Saturday, September 6, 2008
THE Minister of Finance and Economic Planning, Mr Kwadwo Baah-Wiredu, has stated that Ghana has put aid to good use in the last few years, and that has reflected in infrastructure developments and social services.
He said debt relief resources that the country received after adopting the Highly Indebted Poor Countries (HIPC) initiative of the World Bank and the International Monetary Fund (IMF) had been used productively to construct and upgrade urban, rural and trunk roads such as the Asankragua-Enchi road, the Sogakofe-Aflao road currently under construction, the Tetteh Quarshie-Madina road in Accra, with other resources going into health and education sectors of the economy.
The finance minister told the Daily Graphic after a press conference to close the Third High Level Forum on Aid Effectiveness in Accra yesterday that aid could be a catalyst to unlock the country’s potential to develop and not as an end in itself.
However, he said releasing aid in volumes and on schedule, as well as using system in the country to execute aid projects would go a long way to quicken the country’s pace at development.
He said the country was doing well domestically to cut down on aid dependence and that currently, 80 per cent of all budget resources was raised locally, with donors providing 20 per cent.
Speaking at the press conference which brought to the table all representatives of all partners in the forum, Mr Baah-Wiredu urged developing nations not to look into the air and wait for aid, but must take their destinies into their own hands and do something to help their people out of poverty.
The Organisation of Economic Co-operation and Development (OECD), the World Bank and the Government of Ghana, anchored on the Ministry of Finance and Economic Planning, organised the three-day High Level Forum, which ended on Thursday.
"This forum has advanced the cause of our discussions over the last three-and-a-half years.
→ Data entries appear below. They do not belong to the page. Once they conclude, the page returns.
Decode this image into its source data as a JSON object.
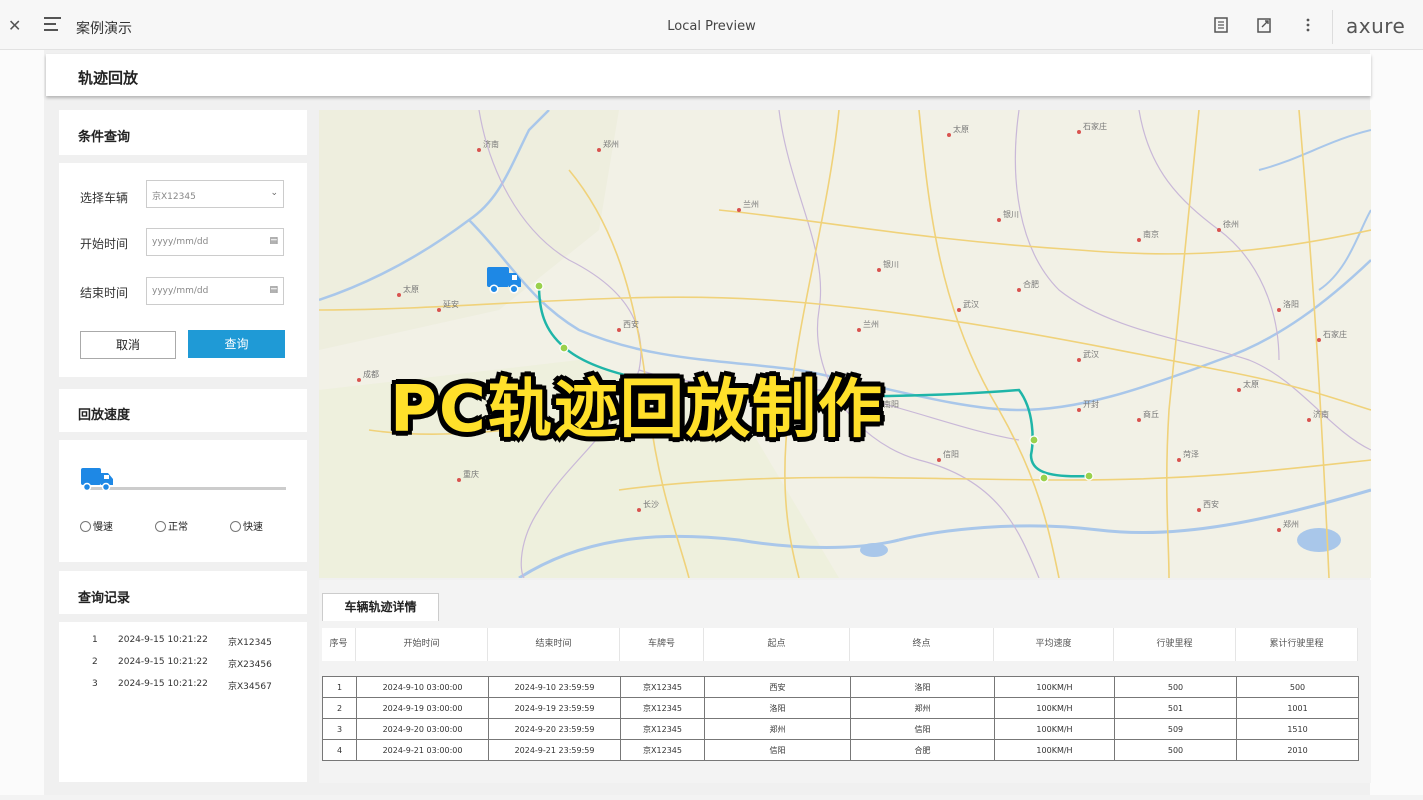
{
  "window": {
    "app_title": "案例演示",
    "center_title": "Local Preview",
    "brand": "axure",
    "icons": [
      "close-icon",
      "menu-icon",
      "document-icon",
      "export-icon",
      "more-icon"
    ]
  },
  "page": {
    "title": "轨迹回放"
  },
  "query_panel": {
    "title": "条件查询",
    "vehicle_label": "选择车辆",
    "vehicle_value": "京X12345",
    "start_label": "开始时间",
    "start_placeholder": "yyyy/mm/dd",
    "end_label": "结束时间",
    "end_placeholder": "yyyy/mm/dd",
    "cancel_label": "取消",
    "query_label": "查询"
  },
  "speed_panel": {
    "title": "回放速度",
    "options": [
      "慢速",
      "正常",
      "快速"
    ],
    "progress": 0
  },
  "history_panel": {
    "title": "查询记录",
    "records": [
      {
        "index": "1",
        "time": "2024-9-15  10:21:22",
        "plate": "京X12345"
      },
      {
        "index": "2",
        "time": "2024-9-15  10:21:22",
        "plate": "京X23456"
      },
      {
        "index": "3",
        "time": "2024-9-15  10:21:22",
        "plate": "京X34567"
      }
    ]
  },
  "map": {
    "overlay_text": "PC轨迹回放制作",
    "route_color": "#1fb5a8",
    "labels": [
      "太原",
      "石家庄",
      "济南",
      "郑州",
      "西安",
      "兰州",
      "银川",
      "武汉",
      "合肥",
      "南京",
      "徐州",
      "洛阳",
      "太原",
      "延安",
      "成都",
      "重庆",
      "长沙",
      "南阳",
      "信阳",
      "开封",
      "商丘",
      "菏泽"
    ]
  },
  "detail": {
    "tab_label": "车辆轨迹详情",
    "columns": [
      "序号",
      "开始时间",
      "结束时间",
      "车牌号",
      "起点",
      "终点",
      "平均速度",
      "行驶里程",
      "累计行驶里程"
    ],
    "rows": [
      [
        "1",
        "2024-9-10  03:00:00",
        "2024-9-10  23:59:59",
        "京X12345",
        "西安",
        "洛阳",
        "100KM/H",
        "500",
        "500"
      ],
      [
        "2",
        "2024-9-19  03:00:00",
        "2024-9-19  23:59:59",
        "京X12345",
        "洛阳",
        "郑州",
        "100KM/H",
        "501",
        "1001"
      ],
      [
        "3",
        "2024-9-20  03:00:00",
        "2024-9-20  23:59:59",
        "京X12345",
        "郑州",
        "信阳",
        "100KM/H",
        "509",
        "1510"
      ],
      [
        "4",
        "2024-9-21  03:00:00",
        "2024-9-21  23:59:59",
        "京X12345",
        "信阳",
        "合肥",
        "100KM/H",
        "500",
        "2010"
      ]
    ]
  },
  "colors": {
    "accent": "#1f9ad6",
    "truck": "#1e88e5",
    "overlay_text": "#ffe02a",
    "route": "#1fb5a8"
  }
}
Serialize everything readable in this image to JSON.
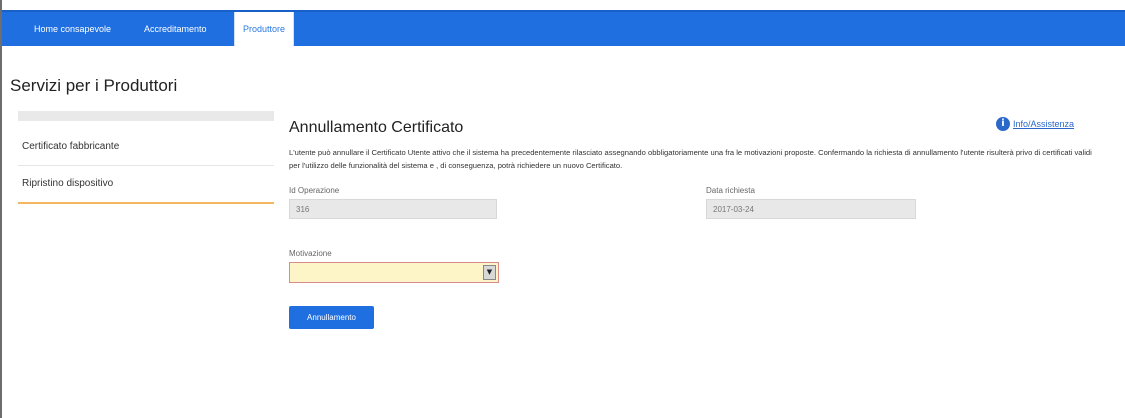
{
  "nav": {
    "tabs": [
      {
        "label": "Home consapevole"
      },
      {
        "label": "Accreditamento"
      },
      {
        "label": "Produttore"
      }
    ]
  },
  "page": {
    "title": "Servizi per i Produttori"
  },
  "sidebar": {
    "items": [
      {
        "label": "Certificato fabbricante"
      },
      {
        "label": "Ripristino dispositivo"
      }
    ]
  },
  "main": {
    "title": "Annullamento Certificato",
    "info_link": "Info/Assistenza",
    "description": "L'utente può annullare il Certificato Utente attivo che il sistema ha precedentemente rilasciato assegnando obbligatoriamente una fra le motivazioni proposte. Confermando la richiesta di annullamento l'utente risulterà privo di certificati validi per l'utilizzo delle funzionalità del sistema e , di conseguenza, potrà richiedere un nuovo Certificato.",
    "id_label": "Id Operazione",
    "id_value": "316",
    "date_label": "Data richiesta",
    "date_value": "2017-03-24",
    "motivazione_label": "Motivazione",
    "motivazione_value": "",
    "submit_label": "Annullamento"
  },
  "colors": {
    "topbar": "#1f6fe0",
    "accent": "#2a7ae2",
    "sidebar_underline": "#f3b760",
    "select_bg": "#fdf5c8"
  }
}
But we can only see aid as a catalyst in helping us to use innovation and do things for ourselves," Mr Baah-Wiredu stated.
The Managing Director of the World Bank, Dr Ngozi Okonjo-Iweala, urged donors and developing countries not to be complacent about the progress in talks, but must work faster to ensure that the promises were fulfilled.
"We must not be complacent about what has been achieved. Now, the Accra Agenda for Action should lead to a faster movement," Dr Okonjo-Iweala, who is also a former Nigerian Finance Minister, stated.
She added that the current global crisis should not be an excuse for donors to fail to deliver aid, but it should rather be the chief reason to hasten the pace, should the economic gains made by developing countries not reversed.
"When we co-ordinate aid more effectively, it becomes a better catalyst to augment resources of the recipient country."
The managing director of the World Bank said agreements reached at the forum meant that donor nations should now allow developing countries to lead in making decisions as to where they want aid for, in what quantities and how it should be delivered.
Dr Okonjo-Iweala said the Accra HLF had given the parties the opportunity to develop new instruments to make aid more effective, saying the World Bank, for instance, would continue to reform and simplify its systems in the next three years, saying "from now, we will be talking action not words."
The Secretary-General of Organisation of Economic Co-operation and Development (OECD), Mr Angel Gurria, lauded the Accra Agenda for Action (AAA), particularly on ownership, predictability and untying of aid and cautioned developed countries not to allow short-term difficulties such as the global recession to prevent them from living up to expectation.
"Aid predictability is essential to allow developing countries to plan three-five years in their development process," the outspoken secretary-general said.
He said the OECD-DAC donors would not only scale up aid to countries that had shown resilience, but they would also untie the resources. This means that recipient countries can receive the resources and decide from where to source their supplies and not necessarily from the donor countries as has been the case all these years.
In the context that aid effectiveness is a catalyst and not a requirement for the attainment of the Millennium Development Goals (MDGs), the President of the African Development Bank (AfDB), Dr Donald Kaberuka, said, among the things, African countries should do well to direct aid to growth areas such as the private sector development to create jobs, as well as educate their citizens.
"The AAA means that the volume of aid available should be utilised effectively to produce results to bolster their economies," he said.
Ghana had a classic example of finding a good use for its growing remittances from its nationals abroad to further propel its economic growth and development, Dr Kaberuka said, adding that African countries also needed to save in this era of commodity boom.
However, civil society organisations which thronged the forum in their numbers had little faith in the agreement, describing the AAA as "more words than action".
The Civil Society Voices for Better Aid, a coalition of non-governmental organisations (NGOs), nevertheless welcomes progress on allowing civil society a greater say in the discussions, and that donor countries’ assurances to ensure transparency and mutual accountability would enable them to monitor and measure results.